Step 4 of 8

The invention(s) of writing

Related Images

  • Persepolis Cuneiform tablet with ink.jpg
  • Hierogliefen.png
  • China -  Oracle Bone.jpg
  • Escritura maya.jpg
  • Rongorongo.jpg

The three little Tărtărian tablets do not fit the traditional narrative about the invention of writing, which holds that writing was first invented in Mesopotamia around 3400 BCE. This creation was seen as a unique and singular event; all other writing systems were interpreted as later, secondary inventions. New discoveries and insights have led to a revision of this monogenetic paradigm, and it is now believed that writing was created independently on at least four separate occasions (see images): in Mesopotamia, Egypt, China and Mesoamerica ­­­– and some add the Rongorongo script from Easter Island as a fifth invention to this list. In the last decades, perspectives on the history of writing have also radically changed. The long popular belief that this was a straightforward evolutionary process, culminating in the invention of the alphabet, has been challenged, as it is clear that there is no hierarchy among writing systems and different scripts can co-exist for millennia.
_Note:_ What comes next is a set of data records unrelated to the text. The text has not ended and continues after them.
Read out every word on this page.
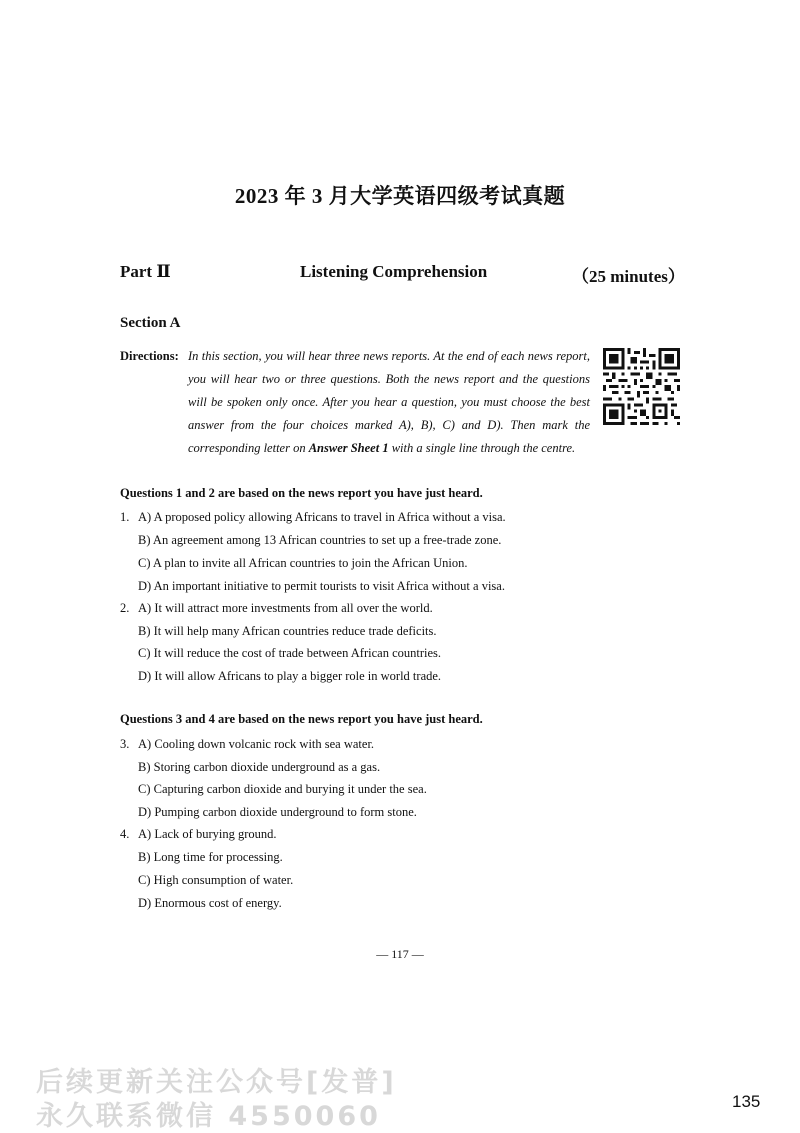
2023 年 3 月大学英语四级考试真题
Part Ⅱ	Listening Comprehension	（25 minutes）
Section A
Directions: In this section, you will hear three news reports. At the end of each news report, you will hear two or three questions. Both the news report and the questions will be spoken only once. After you hear a question, you must choose the best answer from the four choices marked A), B), C) and D). Then mark the corresponding letter on Answer Sheet 1 with a single line through the centre.
Questions 1 and 2 are based on the news report you have just heard.
1. A) A proposed policy allowing Africans to travel in Africa without a visa.
B) An agreement among 13 African countries to set up a free-trade zone.
C) A plan to invite all African countries to join the African Union.
D) An important initiative to permit tourists to visit Africa without a visa.
2. A) It will attract more investments from all over the world.
B) It will help many African countries reduce trade deficits.
C) It will reduce the cost of trade between African countries.
D) It will allow Africans to play a bigger role in world trade.
Questions 3 and 4 are based on the news report you have just heard.
3. A) Cooling down volcanic rock with sea water.
B) Storing carbon dioxide underground as a gas.
C) Capturing carbon dioxide and burying it under the sea.
D) Pumping carbon dioxide underground to form stone.
4. A) Lack of burying ground.
B) Long time for processing.
C) High consumption of water.
D) Enormous cost of energy.
— 117 —
后续更新关注公众号[发普]
永久联系微信 4550060	135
With respect to our Tărtărian tablets, it is important to note that they are by no means a completely isolated find; numerous incised marks and signs on pottery are known from this time period and region. These signs are associated with the Turdaș–Vinča culture, a highly complex civilization which flourished in southeastern Europe from the 6th to 4th millennium BCE. Interestingly, when the signs were first discovered, it was thought that they dated to the first millennium BCE, and that they represented some form of script or notation system. Later on, however, when radiocarbon dating proved that these signs were in fact much, much older, these assumptions were drastically altered. Just as in the case of the Tărtărian tablets, they were no longer seen as possible attestations of writing.

The above insights make it all the more crucial to include discoveries such as the Tărtărian tablets in discussions about early writing. Though their function may be uncertain, and we do not know whether or not the signs represent some form of writing or notation system, their very existence is nevertheless of great relevance. In case of the early Mesopotamian records, we are in the fortunate position that we also have later documents at our disposal, enabling us to follow the development of the cuneiform script. The first pictorial records can therefore be safely identified as its forerunners. In the case of the Tărtărian tablets, however, we do not have evidence of such a sequel, but that does not exclude the possibility that these tablets served a comparable purpose as the early Mesopotamian records they resemble so much.